La stratégie de séquençage du génome du porc et l'utilisation des différentes banques sont résumés dans la Figure 2. Une première version de la séquence du génome du porc (Draft V9) a été publiée en 2009 (Humphray et al., 2007). Dans un second temps l'ajout de séquences réalisées à partir de librairies WGS, et l'utilisation de séquences d'ADNc (ADN obtenu à partir d’ARN messager, qui correspond donc à une partie codante du génome) permettant l'annotation du génome (détermination des éléments fonctionnels) ont permis de proposer en 2012 une nouvelle version de la séquence de référence porcine (Draft V10.2) (Groenen et al., 2012). L'apport respectif des différentes librairies à la production de la séquence de référence actuelle est résumé sur la Figure 2.
Actuellement la version V10.2 comprend 2,80 Gb de séquences agencées sous la forme de 5 343 scaffolds. La taille moyenne des scaffolds est de 436 176 bases et la valeur N50 de 637 332 (le paramètre N50 indique que 50% des scaffolds ont une taille d'au moins la valeur indiquée). A une résolution plus fine, la valeur N50 des contigs est de 80 720 bases ; à titre comparatif cette valeur est supérieure à celle obtenue pour la séquence bovine (Btau3.1 : N50 = 76 449 bases) mais de qualité moindre que celle obtenue pour la séquence du cheval (EquCab2 : N50 = 112 381 pb). La qualité de l'agencement des séquences constituant cette séquence de référence a également été estimée par comparaison avec les cartes publiées du génome du porc ce qui a permis de confirmer que la qualité de cette version était bonne.
Dans les années à venir des versions améliorées de cette séquence seront certainement publiées mais d'ores et déjà, la disponibilité de la version V10.2 permet d'entreprendre des analyses inenvisageables jusqu'à présent.

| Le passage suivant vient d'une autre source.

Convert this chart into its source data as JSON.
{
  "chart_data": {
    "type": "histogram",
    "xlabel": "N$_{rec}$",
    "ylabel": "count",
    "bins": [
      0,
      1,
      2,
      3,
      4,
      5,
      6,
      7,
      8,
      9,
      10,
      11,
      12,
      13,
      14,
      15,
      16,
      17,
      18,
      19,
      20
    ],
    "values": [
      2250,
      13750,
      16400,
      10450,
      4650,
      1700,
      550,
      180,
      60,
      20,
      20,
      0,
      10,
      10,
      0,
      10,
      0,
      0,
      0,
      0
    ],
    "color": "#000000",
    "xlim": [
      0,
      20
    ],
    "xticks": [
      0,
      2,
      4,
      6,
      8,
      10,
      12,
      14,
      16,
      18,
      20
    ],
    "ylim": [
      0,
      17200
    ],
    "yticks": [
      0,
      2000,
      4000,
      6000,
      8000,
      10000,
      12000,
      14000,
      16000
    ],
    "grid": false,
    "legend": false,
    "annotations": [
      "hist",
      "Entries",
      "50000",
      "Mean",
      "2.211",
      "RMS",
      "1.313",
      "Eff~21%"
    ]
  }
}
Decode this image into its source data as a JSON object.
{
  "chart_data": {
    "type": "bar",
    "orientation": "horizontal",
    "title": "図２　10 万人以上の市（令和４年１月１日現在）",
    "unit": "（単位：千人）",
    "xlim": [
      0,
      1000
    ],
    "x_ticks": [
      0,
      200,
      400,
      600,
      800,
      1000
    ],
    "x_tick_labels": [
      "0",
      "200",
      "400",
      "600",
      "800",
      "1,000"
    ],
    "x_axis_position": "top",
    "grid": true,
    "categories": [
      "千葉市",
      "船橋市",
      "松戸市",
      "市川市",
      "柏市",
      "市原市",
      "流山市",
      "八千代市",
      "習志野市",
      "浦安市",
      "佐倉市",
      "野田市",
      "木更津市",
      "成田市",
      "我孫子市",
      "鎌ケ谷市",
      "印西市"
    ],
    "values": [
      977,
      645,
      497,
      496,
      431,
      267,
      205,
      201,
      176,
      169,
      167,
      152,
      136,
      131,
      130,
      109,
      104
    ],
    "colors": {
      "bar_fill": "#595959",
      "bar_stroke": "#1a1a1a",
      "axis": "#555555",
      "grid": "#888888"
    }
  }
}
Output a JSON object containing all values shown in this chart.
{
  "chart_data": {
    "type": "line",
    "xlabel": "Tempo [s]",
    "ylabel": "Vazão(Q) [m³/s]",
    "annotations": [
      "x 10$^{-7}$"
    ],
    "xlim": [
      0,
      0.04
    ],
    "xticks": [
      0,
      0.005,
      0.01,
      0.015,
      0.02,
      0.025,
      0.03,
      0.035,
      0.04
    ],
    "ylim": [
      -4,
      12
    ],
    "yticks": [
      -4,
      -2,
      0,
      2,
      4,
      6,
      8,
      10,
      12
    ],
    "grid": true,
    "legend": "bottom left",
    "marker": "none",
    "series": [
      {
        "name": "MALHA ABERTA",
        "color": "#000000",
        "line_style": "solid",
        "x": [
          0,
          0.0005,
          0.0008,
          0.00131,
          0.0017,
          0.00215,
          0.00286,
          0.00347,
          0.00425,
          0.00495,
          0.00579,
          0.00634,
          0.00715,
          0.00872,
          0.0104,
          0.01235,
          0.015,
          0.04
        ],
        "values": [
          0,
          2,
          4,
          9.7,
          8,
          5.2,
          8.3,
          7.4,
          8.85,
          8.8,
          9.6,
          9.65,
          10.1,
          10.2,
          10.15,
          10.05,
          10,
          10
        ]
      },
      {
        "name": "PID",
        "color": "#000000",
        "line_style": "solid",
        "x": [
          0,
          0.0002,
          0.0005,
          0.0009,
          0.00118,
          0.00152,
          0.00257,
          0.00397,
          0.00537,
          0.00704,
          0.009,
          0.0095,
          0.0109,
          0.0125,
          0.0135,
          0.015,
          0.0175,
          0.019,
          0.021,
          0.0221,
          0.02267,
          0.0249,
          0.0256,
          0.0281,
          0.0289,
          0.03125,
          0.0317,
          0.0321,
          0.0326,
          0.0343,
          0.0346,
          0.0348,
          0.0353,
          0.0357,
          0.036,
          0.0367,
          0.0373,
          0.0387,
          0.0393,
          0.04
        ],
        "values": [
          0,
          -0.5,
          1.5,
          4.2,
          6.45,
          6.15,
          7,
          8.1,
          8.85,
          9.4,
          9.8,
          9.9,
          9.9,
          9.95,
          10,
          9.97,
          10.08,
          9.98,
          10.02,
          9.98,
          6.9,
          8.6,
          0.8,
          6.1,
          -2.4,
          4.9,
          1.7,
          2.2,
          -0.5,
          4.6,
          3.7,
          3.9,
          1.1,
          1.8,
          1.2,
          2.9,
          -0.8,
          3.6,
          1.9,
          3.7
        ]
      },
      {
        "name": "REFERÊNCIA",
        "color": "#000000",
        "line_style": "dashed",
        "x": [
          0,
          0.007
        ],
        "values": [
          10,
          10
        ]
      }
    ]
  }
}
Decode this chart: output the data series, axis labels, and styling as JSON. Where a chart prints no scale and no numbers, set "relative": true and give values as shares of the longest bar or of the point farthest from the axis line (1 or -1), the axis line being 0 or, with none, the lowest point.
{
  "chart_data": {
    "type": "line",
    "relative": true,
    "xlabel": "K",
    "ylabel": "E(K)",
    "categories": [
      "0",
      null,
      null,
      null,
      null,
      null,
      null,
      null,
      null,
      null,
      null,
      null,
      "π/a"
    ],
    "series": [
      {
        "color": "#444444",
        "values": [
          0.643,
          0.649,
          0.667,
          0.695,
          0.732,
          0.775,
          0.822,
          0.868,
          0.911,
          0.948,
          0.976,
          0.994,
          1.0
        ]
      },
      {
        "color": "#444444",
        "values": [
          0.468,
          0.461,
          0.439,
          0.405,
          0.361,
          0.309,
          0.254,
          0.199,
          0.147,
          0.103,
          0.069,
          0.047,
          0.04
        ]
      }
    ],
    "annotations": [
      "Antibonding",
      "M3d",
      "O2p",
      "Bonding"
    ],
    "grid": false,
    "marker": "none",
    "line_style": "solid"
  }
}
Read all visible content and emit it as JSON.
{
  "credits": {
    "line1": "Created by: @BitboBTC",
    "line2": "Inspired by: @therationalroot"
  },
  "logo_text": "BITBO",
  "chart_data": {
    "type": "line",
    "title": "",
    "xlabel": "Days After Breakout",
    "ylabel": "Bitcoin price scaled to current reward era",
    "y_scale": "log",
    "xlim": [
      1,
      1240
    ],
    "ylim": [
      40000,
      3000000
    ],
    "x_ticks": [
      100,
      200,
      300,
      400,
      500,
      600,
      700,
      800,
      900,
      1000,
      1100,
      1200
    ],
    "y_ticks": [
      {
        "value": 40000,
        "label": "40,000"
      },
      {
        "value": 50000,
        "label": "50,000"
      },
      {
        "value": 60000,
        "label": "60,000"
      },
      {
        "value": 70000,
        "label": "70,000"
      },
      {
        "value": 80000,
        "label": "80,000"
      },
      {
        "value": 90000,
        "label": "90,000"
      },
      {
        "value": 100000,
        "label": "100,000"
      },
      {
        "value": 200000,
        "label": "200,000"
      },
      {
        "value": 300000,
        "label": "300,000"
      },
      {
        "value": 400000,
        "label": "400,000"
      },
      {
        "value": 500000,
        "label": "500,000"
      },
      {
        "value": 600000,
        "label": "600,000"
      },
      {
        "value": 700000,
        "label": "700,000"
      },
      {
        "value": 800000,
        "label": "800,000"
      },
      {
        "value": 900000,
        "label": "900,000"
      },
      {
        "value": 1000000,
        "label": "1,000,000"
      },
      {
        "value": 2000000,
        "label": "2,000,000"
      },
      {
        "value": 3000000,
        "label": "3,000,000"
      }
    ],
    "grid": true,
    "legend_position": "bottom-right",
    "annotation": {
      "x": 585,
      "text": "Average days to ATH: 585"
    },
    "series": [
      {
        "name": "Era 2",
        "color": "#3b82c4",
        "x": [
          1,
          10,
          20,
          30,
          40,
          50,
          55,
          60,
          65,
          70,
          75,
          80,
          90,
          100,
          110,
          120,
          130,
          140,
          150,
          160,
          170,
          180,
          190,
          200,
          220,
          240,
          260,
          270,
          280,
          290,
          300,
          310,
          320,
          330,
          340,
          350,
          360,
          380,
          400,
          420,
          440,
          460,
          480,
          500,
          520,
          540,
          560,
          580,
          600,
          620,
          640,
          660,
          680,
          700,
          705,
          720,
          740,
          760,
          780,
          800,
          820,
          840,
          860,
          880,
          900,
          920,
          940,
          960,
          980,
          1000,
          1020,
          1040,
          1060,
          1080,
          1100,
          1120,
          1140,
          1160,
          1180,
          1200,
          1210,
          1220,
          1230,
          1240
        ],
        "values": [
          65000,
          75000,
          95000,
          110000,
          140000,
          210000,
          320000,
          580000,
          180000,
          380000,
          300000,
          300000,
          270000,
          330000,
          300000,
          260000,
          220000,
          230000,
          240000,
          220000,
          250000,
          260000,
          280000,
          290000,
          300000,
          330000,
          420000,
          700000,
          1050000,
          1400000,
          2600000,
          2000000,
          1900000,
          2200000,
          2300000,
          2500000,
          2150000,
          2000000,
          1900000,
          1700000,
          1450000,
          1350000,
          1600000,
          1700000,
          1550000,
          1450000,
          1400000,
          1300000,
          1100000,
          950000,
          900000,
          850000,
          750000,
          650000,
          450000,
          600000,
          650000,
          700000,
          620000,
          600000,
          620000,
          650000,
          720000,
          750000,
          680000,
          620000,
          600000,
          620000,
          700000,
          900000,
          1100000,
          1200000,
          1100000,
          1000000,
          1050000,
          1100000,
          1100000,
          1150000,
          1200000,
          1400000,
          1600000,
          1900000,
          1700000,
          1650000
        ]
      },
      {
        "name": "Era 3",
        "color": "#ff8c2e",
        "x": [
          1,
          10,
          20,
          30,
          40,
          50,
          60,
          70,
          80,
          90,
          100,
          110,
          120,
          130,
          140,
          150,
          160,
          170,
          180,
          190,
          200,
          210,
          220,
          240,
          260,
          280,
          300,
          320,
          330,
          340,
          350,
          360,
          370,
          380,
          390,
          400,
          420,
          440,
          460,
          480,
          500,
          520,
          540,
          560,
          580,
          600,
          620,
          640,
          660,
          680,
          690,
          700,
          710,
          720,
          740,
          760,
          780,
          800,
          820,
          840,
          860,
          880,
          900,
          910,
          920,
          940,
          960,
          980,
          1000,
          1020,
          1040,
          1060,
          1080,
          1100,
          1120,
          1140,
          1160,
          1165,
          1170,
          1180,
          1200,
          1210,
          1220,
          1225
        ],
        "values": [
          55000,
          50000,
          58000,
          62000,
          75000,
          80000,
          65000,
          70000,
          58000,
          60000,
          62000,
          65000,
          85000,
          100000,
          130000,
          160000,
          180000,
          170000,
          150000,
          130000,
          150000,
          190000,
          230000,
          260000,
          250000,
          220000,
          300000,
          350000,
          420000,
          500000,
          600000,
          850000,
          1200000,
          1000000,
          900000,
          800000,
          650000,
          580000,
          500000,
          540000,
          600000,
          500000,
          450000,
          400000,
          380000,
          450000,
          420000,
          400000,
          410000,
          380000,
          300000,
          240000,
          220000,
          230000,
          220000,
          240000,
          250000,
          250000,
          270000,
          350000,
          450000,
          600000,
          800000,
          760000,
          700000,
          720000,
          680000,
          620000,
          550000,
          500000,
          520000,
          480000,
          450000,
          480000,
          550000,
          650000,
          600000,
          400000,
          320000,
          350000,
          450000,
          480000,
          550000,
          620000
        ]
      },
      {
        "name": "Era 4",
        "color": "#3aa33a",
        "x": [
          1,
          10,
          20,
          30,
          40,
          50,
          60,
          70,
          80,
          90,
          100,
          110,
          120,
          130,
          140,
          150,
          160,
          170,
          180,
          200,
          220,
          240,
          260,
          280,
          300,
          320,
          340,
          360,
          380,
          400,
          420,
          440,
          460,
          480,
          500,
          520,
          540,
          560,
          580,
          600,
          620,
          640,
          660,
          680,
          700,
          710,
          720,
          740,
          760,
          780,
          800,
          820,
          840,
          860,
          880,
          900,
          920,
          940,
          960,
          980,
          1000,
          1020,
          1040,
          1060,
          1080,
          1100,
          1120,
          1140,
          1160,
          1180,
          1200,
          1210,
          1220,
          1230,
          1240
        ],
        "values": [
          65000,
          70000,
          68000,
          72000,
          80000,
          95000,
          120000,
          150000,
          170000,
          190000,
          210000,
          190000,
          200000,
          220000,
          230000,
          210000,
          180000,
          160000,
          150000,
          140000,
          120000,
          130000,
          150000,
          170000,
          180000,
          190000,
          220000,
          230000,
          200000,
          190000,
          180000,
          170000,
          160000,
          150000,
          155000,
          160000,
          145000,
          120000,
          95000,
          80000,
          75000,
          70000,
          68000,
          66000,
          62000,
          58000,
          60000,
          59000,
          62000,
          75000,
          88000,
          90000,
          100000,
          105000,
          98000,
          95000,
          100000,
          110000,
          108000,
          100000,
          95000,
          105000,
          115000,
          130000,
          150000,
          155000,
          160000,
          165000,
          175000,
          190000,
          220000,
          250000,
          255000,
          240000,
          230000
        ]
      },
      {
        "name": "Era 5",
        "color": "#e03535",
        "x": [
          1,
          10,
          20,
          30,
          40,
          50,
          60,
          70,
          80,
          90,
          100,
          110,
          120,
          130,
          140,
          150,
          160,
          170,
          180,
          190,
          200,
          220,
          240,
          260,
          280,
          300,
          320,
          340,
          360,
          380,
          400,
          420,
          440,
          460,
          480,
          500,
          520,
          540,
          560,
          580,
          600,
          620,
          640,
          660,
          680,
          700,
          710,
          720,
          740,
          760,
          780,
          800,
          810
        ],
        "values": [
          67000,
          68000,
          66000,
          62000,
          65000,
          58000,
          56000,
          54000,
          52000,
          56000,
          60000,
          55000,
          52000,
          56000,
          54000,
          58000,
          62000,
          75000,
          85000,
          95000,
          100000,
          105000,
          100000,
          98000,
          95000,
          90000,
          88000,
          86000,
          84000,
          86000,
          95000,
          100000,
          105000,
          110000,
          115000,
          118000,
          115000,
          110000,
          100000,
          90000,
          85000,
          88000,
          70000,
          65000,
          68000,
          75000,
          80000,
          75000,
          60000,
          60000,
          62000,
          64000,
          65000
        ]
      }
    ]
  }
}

Figure 2 ‐ Stratégie de séquençage basée sur une cartographie physique préalable du génome du porc.
Utilisation respective des différentes banques d'ADN pour compléter et affiner la qualité de l'assemblage des versions successives de la séquence de référence.
BAC : chromosome artificiel de bactérie ; minimum tiling path : nombre minimum de fragments permettant de couvrir l’ensemble du génome ; fosmides : plasmides pouvant contenir des inserts d’ADN de 40000 pb ; WGS : séquençage aléatoire global ; contig : ensemble de fragments de séquences chevauchantes alignées ; scaffold : ensemble de contigs orientés et ordonnés.